Listening to Martin Schulz, one gets the impression that executives are nothing but money-grabbing fiends who seldom consider the welfare of their employees. As the federal election campaign kicks off, the onetime European Parliament's top earner has proposed to remedy this “disturbing feeling” with legislation to limit executive board salaries.
But the disturbing thing is actually the Social Democratic Party (SPD) chancellor candidate's proposals, which are a hodgepodge of cheap populist showmanship and dirigiste intervention.
Sure, excessive salaries in stock market-listed companies are a problem. Just look at the absurdly high pensions and settlements for VW executives, questionable stock options for the head of Deutsche Börse, Deutsche Bank’s many years of inflated bonuses and the €50 million in severance pay for former Porsche boss Wendelin Wiedeking, who left the company close to bankruptcy, just as he had found it.
Instead of tinkering with the tax system, lawmakers ought to get shareholders to take a much closer look at what top managers are being paid.
The list goes on, but Mr. Schulz's sweeping judgment of German managers is nevertheless out of place. First of all, they don't earn extraordinarily much on an international scale. But more than that, the SPD proposal is simply absurd.
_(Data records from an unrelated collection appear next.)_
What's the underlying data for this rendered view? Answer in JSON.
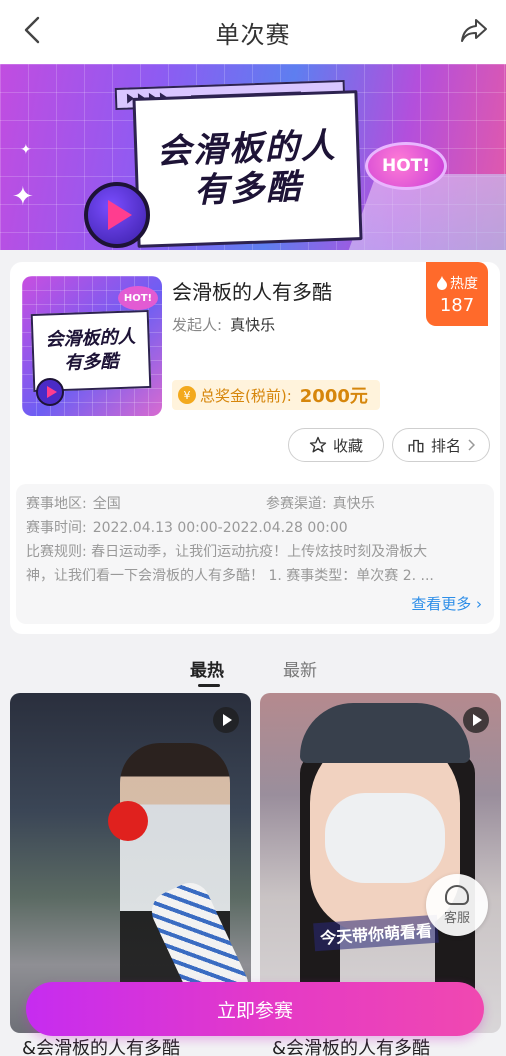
{
  "header": {
    "title": "单次赛"
  },
  "banner": {
    "line1": "会滑板的人",
    "line2": "有多酷",
    "hot": "HOT!"
  },
  "event": {
    "title": "会滑板的人有多酷",
    "organizer_label": "发起人:",
    "organizer": "真快乐",
    "heat_label": "热度",
    "heat_value": "187",
    "prize_label": "总奖金(税前):",
    "prize_amount": "2000元",
    "favorite_label": "收藏",
    "ranking_label": "排名",
    "thumb_line1": "会滑板的人",
    "thumb_line2": "有多酷",
    "thumb_hot": "HOT!"
  },
  "details": {
    "region_label": "赛事地区:",
    "region": "全国",
    "channel_label": "参赛渠道:",
    "channel": "真快乐",
    "time_label": "赛事时间:",
    "time": "2022.04.13 00:00-2022.04.28 00:00",
    "rules_line1": "比赛规则: 春日运动季，让我们运动抗疫！上传炫技时刻及滑板大",
    "rules_line2": "神，让我们看一下会滑板的人有多酷！ 1. 赛事类型：单次赛 2. ...",
    "more": "查看更多"
  },
  "tabs": [
    {
      "label": "最热"
    },
    {
      "label": "最新"
    }
  ],
  "videos": [
    {
      "title": "&会滑板的人有多酷"
    },
    {
      "title": "&会滑板的人有多酷",
      "caption": "今天带你萌看看"
    }
  ],
  "service_label": "客服",
  "join_label": "立即参赛",
  "colors": {
    "accent_orange": "#ff6a2b",
    "link_blue": "#2d8ee8",
    "join_gradient_start": "#c62cf0",
    "join_gradient_end": "#f048b0"
  }
}
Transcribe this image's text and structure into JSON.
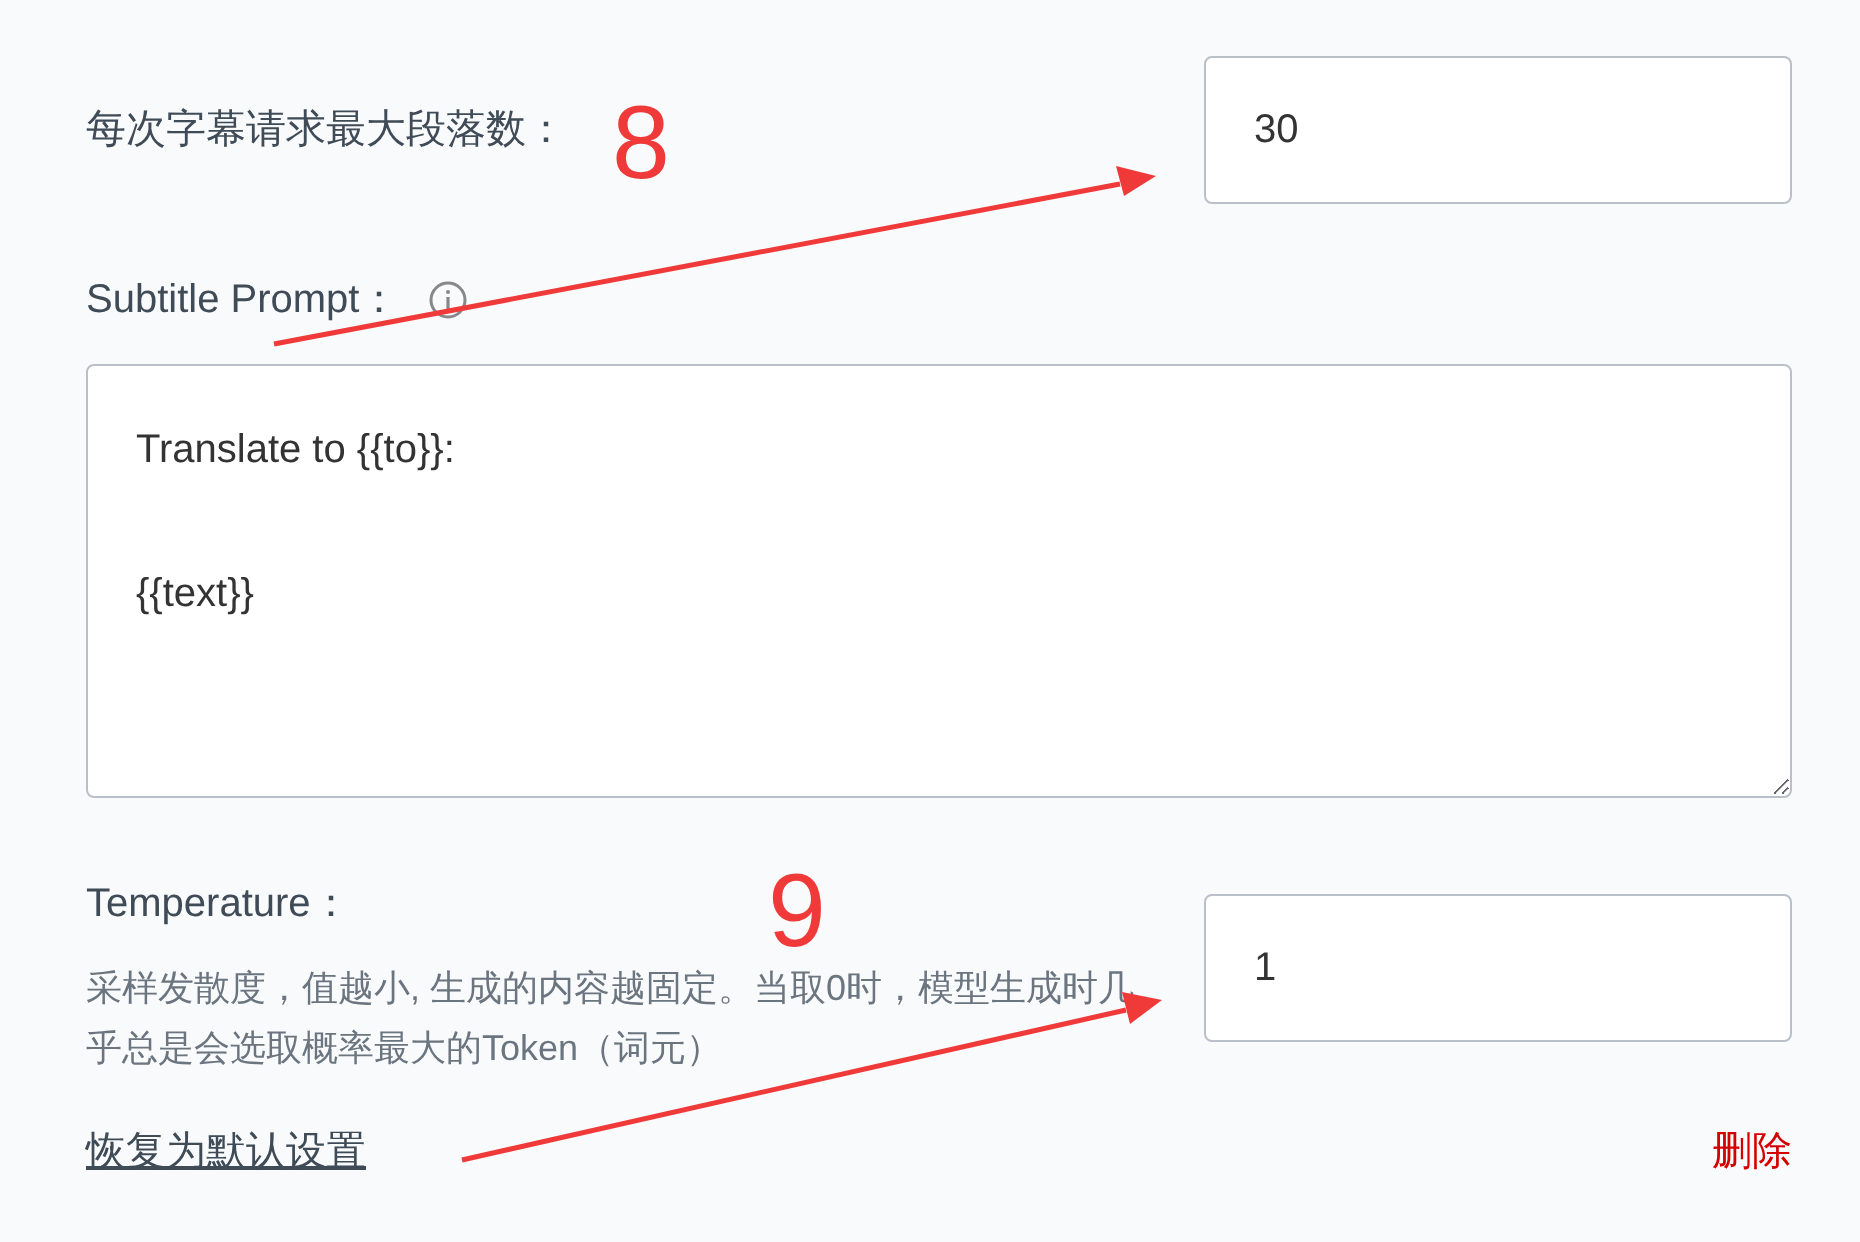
{
  "max_paragraphs": {
    "label": "每次字幕请求最大段落数：",
    "value": "30"
  },
  "subtitle_prompt": {
    "label": "Subtitle Prompt：",
    "value": "Translate to {{to}}:\n\n{{text}}"
  },
  "temperature": {
    "label": "Temperature：",
    "description": "采样发散度，值越小, 生成的内容越固定。当取0时，模型生成时几乎总是会选取概率最大的Token（词元）",
    "value": "1"
  },
  "footer": {
    "reset_link": "恢复为默认设置",
    "delete_link": "删除"
  },
  "annotations": [
    {
      "number": "8"
    },
    {
      "number": "9"
    }
  ]
}
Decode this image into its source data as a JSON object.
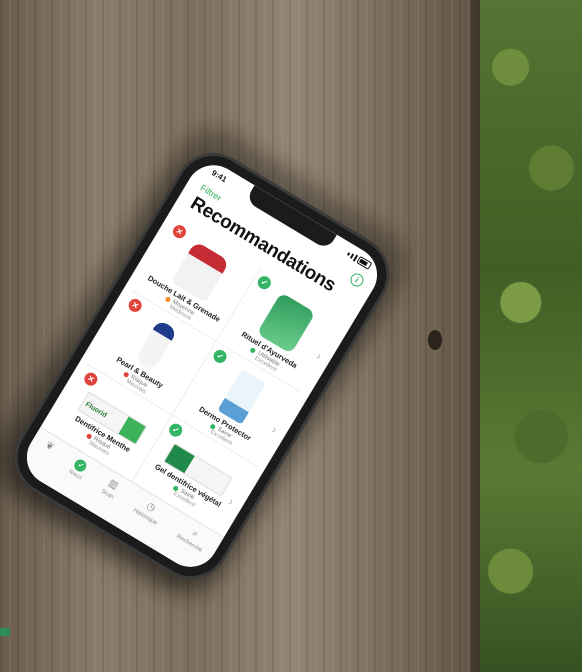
{
  "screen": {
    "status_time": "9:41",
    "filter_label": "Filtrer",
    "info_icon": "i",
    "title": "Recommandations"
  },
  "products": [
    {
      "name": "Douche Lait & Grenade",
      "status": "bad",
      "rating": "Moyenne",
      "detail": "Médiocre",
      "dot_color": "#f08c2a"
    },
    {
      "name": "Rituel d'Ayurveda",
      "status": "good",
      "rating": "Utilisable",
      "detail": "Excellent",
      "dot_color": "#34b465"
    },
    {
      "name": "Pearl & Beauty",
      "status": "bad",
      "rating": "Risque",
      "detail": "Mauvais",
      "dot_color": "#e0433b"
    },
    {
      "name": "Dermo Protector",
      "status": "good",
      "rating": "Saine",
      "detail": "Excellent",
      "dot_color": "#34b465"
    },
    {
      "name": "Dentifrice Menthe",
      "status": "bad",
      "rating": "Risqué",
      "detail": "Mauvais",
      "dot_color": "#e0433b"
    },
    {
      "name": "Gel dentifrice végétal",
      "status": "good",
      "rating": "Saine",
      "detail": "Excellent",
      "dot_color": "#34b465"
    }
  ],
  "product_logo_text": "Fluorid",
  "tabs": [
    "",
    "Reco",
    "Scan",
    "Historique",
    "Recherche"
  ],
  "colors": {
    "accent": "#34b465",
    "alert": "#e0433b"
  }
}
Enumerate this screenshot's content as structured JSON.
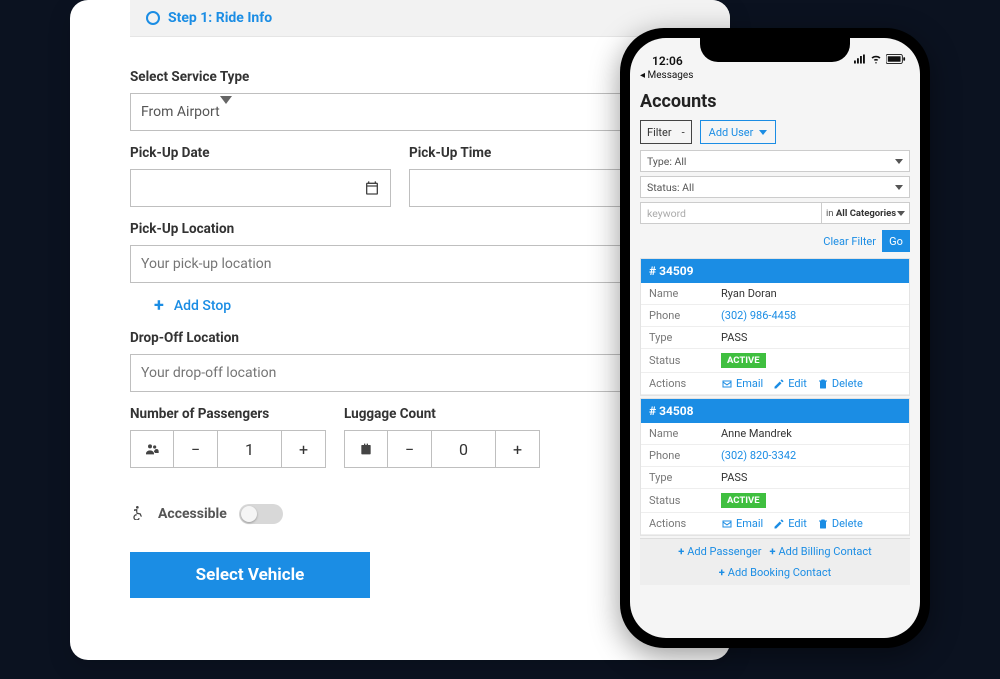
{
  "form": {
    "step_title": "Step 1: Ride Info",
    "service_type_label": "Select Service Type",
    "service_type_value": "From Airport",
    "pickup_date_label": "Pick-Up Date",
    "pickup_time_label": "Pick-Up Time",
    "pickup_location_label": "Pick-Up Location",
    "pickup_location_placeholder": "Your pick-up location",
    "add_stop_label": "Add Stop",
    "dropoff_label": "Drop-Off Location",
    "dropoff_placeholder": "Your drop-off location",
    "passengers_label": "Number of Passengers",
    "passengers_value": "1",
    "luggage_label": "Luggage Count",
    "luggage_value": "0",
    "accessible_label": "Accessible",
    "submit_label": "Select Vehicle"
  },
  "phone": {
    "time": "12:06",
    "back": "Messages",
    "title": "Accounts",
    "filter_label": "Filter",
    "add_user_label": "Add User",
    "type_sel": "Type: All",
    "status_sel": "Status: All",
    "keyword_placeholder": "keyword",
    "in_label": "in",
    "categories": "All Categories",
    "clear_label": "Clear Filter",
    "go_label": "Go",
    "cards": [
      {
        "id": "# 34509",
        "name": "Ryan Doran",
        "phone": "(302) 986-4458",
        "type": "PASS",
        "status": "ACTIVE"
      },
      {
        "id": "# 34508",
        "name": "Anne Mandrek",
        "phone": "(302) 820-3342",
        "type": "PASS",
        "status": "ACTIVE"
      }
    ],
    "row_labels": {
      "name": "Name",
      "phone": "Phone",
      "type": "Type",
      "status": "Status",
      "actions": "Actions"
    },
    "action_email": "Email",
    "action_edit": "Edit",
    "action_delete": "Delete",
    "bottom": {
      "add_passenger": "Add Passenger",
      "add_billing": "Add Billing Contact",
      "add_booking": "Add Booking Contact"
    }
  }
}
Take the idea of barring the tax deductibility of executives’ salaries over €500,000 -- a legally questionable plan that misuses taxes for the purposes of social politics.
Equally absurd is the suggestion to limit managers’ salaries in relation to the company’s average income. How are supervisory boards and investors supposed to determine which multiplying factor is the correct one? Tenfold for an IT company? Hundredfold for a retail company?
The SPD has certainly latched onto a subject that gets voters riled up. But populism isn’t the answer. Instead of tinkering with the tax system, lawmakers ought to get shareholders to take a much closer look at what top managers are being paid. So far, major shareholders have failed to live up to their responsibilities as owners. In most cases, remuneration systems are being waved through in the shareholders’ meetings with a majority of more than 90 percent.
All too many shareholders refrain from questioning this, thinking that from a formal legal standpoint, salaries and bonuses are a matter for the supervisory boards. Cases in which a payment system has been rejected – such as last year at Deutsche Bank – are big exceptions. And examples of members of the supervisory board’s remuneration committee being voted out are virtually nonexistent.
Other countries are more advanced on this point. In the United States, Great Britain and France there have been veritable shareholder rebellions in companies such as Citigroup, WPP and Renault when the tie between success and salaries unraveled. But of course the fact that executive income is significantly higher in the English-speaking world, and that many a shareholders’ uprising is simply ignored, is also part of the reality.
But at least these votes increase the pressure on the supervisory boards to act differently going forward. They also create more transparency, and not just concerning the complex payment systems. Supervisory boards are pushed to justify their all too lavish generosity and investors are forced to take a position.
Shareholders in Germany principally have the right to determine a company’s payment systems in a non-binding vote. That is a solid basis by which shareholders can live up to the original meaning of their title -- by actually exercising their rights.
If investors and supervisory boards don’t live up to this responsibility in the next couple of years, then lawmakers should consider stiffer regulations. That could include a binding vote in shareholders meetings like the one that France introduced last year after Renault’s governing board simply ignored a revolt by the shareholders over the chief executive’s payment.
Even Confucius said: “He who draws a high salary, but is of use to no man, is a thief.” It's high time that shareholders stop letting themselves be robbed.